The xmap() is an older technique that will be deprecated soon. However, it still might be interesting for those who need to understand legacy code or who want to understand the evolution of parallelization in JAX better.
The xmap() transformation helps parallelize functions easier than with pmap(), with less code, replacing nested pmap() and vmap() calls, and without manual tensor reshaping. It also introduces the named-axis programming model that helps you write more error-proof code.
At some point in time, xmap() stopped being actively developed in favor of pjit() (the next topic of our story).
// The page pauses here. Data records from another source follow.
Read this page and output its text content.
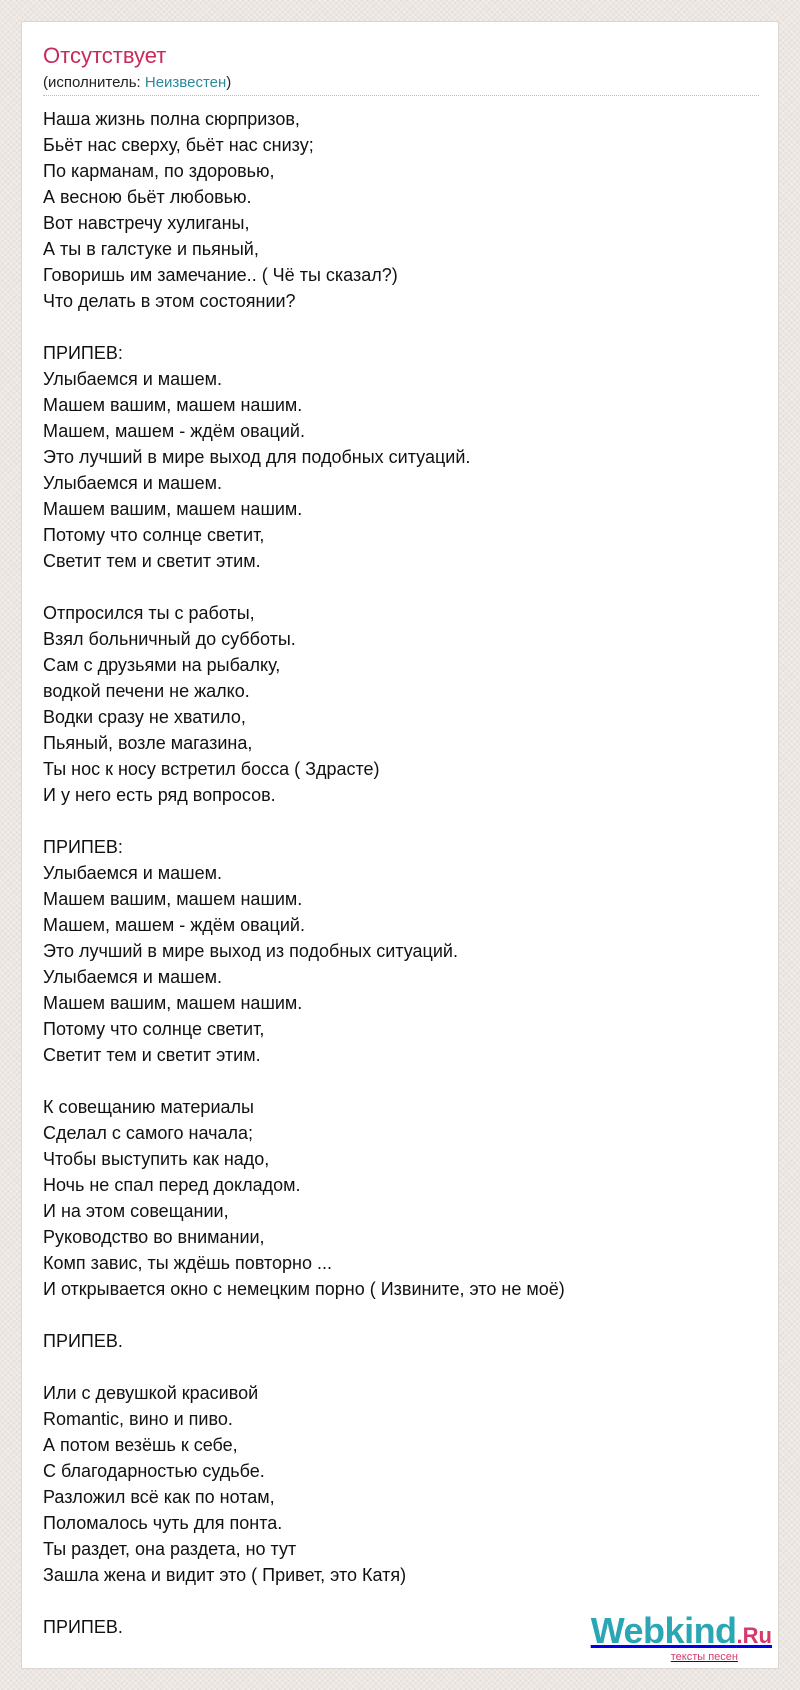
Отсутствует
(исполнитель: Неизвестен)
Наша жизнь полна сюрпризов,
Бьёт нас сверху, бьёт нас снизу;
По карманам, по здоровью,
А весною бьёт любовью.
Вот навстречу хулиганы,
А ты в галстуке и пьяный,
Говоришь им замечание.. ( Чё ты сказал?)
Что делать в этом состоянии?
ПРИПЕВ:
Улыбаемся и машем.
Машем вашим, машем нашим.
Машем, машем - ждём оваций.
Это лучший в мире выход для подобных ситуаций.
Улыбаемся и машем.
Машем вашим, машем нашим.
Потому что солнце светит,
Светит тем и светит этим.
Отпросился ты с работы,
Взял больничный до субботы.
Сам с друзьями на рыбалку,
водкой печени не жалко.
Водки сразу не хватило,
Пьяный, возле магазина,
Ты нос к носу встретил босса ( Здрасте)
И у него есть ряд вопросов.
ПРИПЕВ:
Улыбаемся и машем.
Машем вашим, машем нашим.
Машем, машем - ждём оваций.
Это лучший в мире выход из подобных ситуаций.
Улыбаемся и машем.
Машем вашим, машем нашим.
Потому что солнце светит,
Светит тем и светит этим.
К совещанию материалы
Сделал с самого начала;
Чтобы выступить как надо,
Ночь не спал перед докладом.
И на этом совещании,
Руководство во внимании,
Комп завис, ты ждёшь повторно ...
И открывается окно с немецким порно ( Извините, это не моё)
ПРИПЕВ.
Или с девушкой красивой
Romantic, вино и пиво.
А потом везёшь к себе,
С благодарностью судьбе.
Разложил всё как по нотам,
Поломалось чуть для понта.
Ты раздет, она раздета, но тут
Зашла жена и видит это ( Привет, это Катя)
ПРИПЕВ.	Webkind.Ru
тексты песен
Despite its deprecated status, it is very logical to describe it here, as xmap() provides a very natural way of generalizing pmap() and vmap().
If you don’t need this feature and there is no legacy code you need to support, you can safely skip this part.
One of the possible xmap() replacements comes from the JAX ecosystem -- the Haliax library for building neural networks with named tensors. Another alternative comes from the core JAX -- the shmap(), which now has the status of JAX Enhancement Proposals (JEPs) and is likely a replacement for the xmap().